Al poco de concluir la danza, los invitados presenciaron la puesta de sol y la tertulia continuó a la luz de las velas, con el calor de la música, los exquisitos vinos y la fragancia de la rosaleda. Sancha gozó de la charla, se sentía feliz y agradeció a su suegra con un beso y un fuerte abrazo aquella velada tan agradable.
Jofré y las mujeres se quedaron a dormir en el palacio y el resto de los invitados abandonaron la fiesta ya bien entrada la noche. Juan y César Borgia salieron juntos, los primeros. César montó en su mula, que conducía un palafrenero con un farol, y Juan, en su caballo. Sancha se despidió cariñosa de los invitados y cuando besó a su cuñado y amante Juan, ignoraba que aquel sería el último beso que le daría.

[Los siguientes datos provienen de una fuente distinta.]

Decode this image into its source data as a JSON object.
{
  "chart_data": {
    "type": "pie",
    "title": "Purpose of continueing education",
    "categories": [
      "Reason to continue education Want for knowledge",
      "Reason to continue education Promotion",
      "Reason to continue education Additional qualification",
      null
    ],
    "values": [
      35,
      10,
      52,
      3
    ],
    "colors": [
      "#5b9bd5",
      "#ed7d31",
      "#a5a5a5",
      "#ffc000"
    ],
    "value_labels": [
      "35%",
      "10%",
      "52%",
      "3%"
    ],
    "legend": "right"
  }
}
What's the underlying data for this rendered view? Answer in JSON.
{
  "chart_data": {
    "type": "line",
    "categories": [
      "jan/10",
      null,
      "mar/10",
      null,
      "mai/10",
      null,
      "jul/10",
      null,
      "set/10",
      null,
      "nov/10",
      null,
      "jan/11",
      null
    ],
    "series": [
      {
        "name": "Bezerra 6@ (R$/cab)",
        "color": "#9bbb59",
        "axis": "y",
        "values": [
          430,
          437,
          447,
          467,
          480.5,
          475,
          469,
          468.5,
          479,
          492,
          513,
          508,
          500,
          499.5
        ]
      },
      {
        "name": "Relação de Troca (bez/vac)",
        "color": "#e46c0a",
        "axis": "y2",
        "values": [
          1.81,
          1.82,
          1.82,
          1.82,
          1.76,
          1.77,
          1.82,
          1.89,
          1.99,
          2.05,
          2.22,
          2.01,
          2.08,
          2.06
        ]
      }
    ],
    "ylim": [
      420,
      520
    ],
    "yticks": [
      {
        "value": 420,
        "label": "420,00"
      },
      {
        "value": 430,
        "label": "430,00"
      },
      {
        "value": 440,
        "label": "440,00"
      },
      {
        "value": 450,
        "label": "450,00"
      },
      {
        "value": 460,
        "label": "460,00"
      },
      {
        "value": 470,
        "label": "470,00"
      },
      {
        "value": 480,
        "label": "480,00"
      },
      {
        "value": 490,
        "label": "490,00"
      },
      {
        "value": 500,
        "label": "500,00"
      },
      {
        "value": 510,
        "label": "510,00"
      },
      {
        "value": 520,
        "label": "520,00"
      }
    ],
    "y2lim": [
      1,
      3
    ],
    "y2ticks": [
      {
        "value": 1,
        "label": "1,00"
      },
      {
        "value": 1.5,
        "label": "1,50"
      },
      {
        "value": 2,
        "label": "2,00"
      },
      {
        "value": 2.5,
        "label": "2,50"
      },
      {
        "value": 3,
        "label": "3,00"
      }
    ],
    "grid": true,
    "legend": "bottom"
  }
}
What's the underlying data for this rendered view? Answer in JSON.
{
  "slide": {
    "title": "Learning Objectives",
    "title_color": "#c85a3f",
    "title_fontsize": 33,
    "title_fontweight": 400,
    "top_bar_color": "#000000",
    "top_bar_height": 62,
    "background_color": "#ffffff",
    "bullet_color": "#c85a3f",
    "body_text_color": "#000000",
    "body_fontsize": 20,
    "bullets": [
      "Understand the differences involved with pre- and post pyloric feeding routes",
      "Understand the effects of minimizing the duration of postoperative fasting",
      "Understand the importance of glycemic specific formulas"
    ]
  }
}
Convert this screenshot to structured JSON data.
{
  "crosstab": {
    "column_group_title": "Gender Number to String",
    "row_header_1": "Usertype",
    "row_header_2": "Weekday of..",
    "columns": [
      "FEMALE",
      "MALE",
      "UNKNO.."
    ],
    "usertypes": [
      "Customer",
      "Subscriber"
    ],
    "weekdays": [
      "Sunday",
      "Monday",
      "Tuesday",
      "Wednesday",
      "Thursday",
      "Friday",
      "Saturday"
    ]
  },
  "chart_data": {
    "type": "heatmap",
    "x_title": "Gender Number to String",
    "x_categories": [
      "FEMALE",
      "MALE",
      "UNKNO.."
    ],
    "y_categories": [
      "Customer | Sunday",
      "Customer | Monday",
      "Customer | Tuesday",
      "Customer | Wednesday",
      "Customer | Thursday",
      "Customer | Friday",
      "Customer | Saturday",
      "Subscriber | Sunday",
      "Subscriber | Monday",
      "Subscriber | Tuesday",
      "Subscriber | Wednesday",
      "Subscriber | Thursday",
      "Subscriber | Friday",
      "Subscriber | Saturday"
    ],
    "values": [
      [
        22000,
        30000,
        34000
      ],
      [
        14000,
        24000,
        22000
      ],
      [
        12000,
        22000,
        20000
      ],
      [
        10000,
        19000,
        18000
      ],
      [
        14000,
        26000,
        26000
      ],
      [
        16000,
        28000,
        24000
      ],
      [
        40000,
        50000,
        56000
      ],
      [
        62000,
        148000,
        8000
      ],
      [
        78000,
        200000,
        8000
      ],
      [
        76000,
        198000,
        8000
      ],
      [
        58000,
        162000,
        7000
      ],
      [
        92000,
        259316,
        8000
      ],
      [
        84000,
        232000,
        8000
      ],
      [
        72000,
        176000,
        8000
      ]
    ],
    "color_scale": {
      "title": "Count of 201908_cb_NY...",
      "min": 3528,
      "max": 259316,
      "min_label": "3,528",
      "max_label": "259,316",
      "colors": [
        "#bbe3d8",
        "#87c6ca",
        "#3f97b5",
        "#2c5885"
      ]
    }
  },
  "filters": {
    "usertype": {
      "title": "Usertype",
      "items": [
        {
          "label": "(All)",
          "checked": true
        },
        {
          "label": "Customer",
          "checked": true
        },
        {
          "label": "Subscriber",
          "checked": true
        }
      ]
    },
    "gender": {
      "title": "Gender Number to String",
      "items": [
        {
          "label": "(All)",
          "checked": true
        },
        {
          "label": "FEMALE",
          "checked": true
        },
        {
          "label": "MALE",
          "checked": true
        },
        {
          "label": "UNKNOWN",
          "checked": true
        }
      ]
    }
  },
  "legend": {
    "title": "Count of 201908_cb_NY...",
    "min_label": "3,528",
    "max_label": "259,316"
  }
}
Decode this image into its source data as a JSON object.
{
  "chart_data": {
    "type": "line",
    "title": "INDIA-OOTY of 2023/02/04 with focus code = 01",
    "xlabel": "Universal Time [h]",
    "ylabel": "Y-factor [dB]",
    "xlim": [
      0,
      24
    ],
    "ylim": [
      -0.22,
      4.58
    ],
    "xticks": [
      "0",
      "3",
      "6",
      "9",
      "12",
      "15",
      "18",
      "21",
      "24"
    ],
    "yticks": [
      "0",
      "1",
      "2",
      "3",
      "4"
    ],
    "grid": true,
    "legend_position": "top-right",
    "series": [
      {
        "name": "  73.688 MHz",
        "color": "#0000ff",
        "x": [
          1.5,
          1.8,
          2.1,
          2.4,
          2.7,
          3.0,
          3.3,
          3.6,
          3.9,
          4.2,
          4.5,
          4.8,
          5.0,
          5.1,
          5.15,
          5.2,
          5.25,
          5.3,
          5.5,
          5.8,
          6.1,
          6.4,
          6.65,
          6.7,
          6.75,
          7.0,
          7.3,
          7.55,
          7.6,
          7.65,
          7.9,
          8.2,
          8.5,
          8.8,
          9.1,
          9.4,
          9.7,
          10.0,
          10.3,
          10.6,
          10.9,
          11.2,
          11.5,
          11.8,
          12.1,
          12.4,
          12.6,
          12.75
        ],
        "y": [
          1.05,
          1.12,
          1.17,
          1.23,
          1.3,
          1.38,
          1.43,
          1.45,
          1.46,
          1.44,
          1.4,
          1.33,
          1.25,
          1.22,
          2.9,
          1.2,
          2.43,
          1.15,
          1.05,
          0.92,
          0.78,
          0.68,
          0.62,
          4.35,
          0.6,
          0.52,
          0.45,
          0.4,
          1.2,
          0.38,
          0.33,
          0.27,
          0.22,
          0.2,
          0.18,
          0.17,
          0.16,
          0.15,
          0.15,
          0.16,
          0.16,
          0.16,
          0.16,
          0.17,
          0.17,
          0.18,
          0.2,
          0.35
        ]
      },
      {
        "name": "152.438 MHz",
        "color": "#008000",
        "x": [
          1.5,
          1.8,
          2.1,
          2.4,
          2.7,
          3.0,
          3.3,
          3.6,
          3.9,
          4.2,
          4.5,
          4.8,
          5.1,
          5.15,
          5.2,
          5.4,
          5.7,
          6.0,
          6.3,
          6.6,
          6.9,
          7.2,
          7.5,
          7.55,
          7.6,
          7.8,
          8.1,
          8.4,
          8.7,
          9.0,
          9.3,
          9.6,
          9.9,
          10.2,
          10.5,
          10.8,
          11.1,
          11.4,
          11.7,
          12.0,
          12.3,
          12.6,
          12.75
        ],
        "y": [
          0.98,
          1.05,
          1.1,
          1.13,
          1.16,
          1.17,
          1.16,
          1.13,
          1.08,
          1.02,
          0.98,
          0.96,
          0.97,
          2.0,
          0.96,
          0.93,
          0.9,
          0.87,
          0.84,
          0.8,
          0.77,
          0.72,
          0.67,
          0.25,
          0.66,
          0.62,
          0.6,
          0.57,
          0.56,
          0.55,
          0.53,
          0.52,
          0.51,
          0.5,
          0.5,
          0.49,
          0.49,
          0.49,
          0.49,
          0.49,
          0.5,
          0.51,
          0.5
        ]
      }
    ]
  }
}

Al duque de Gandía le esperaban su escudero y un extraño personaje al que le dio la mano para ayudarle a montar a la grupa de su corcel. Aquel hombrecillo misterioso había sido visto con frecuencia en los últimos días acompañando a Juan Borgia, pero su identidad era desconocida porque siempre ocultaba su faz tras una máscara negra.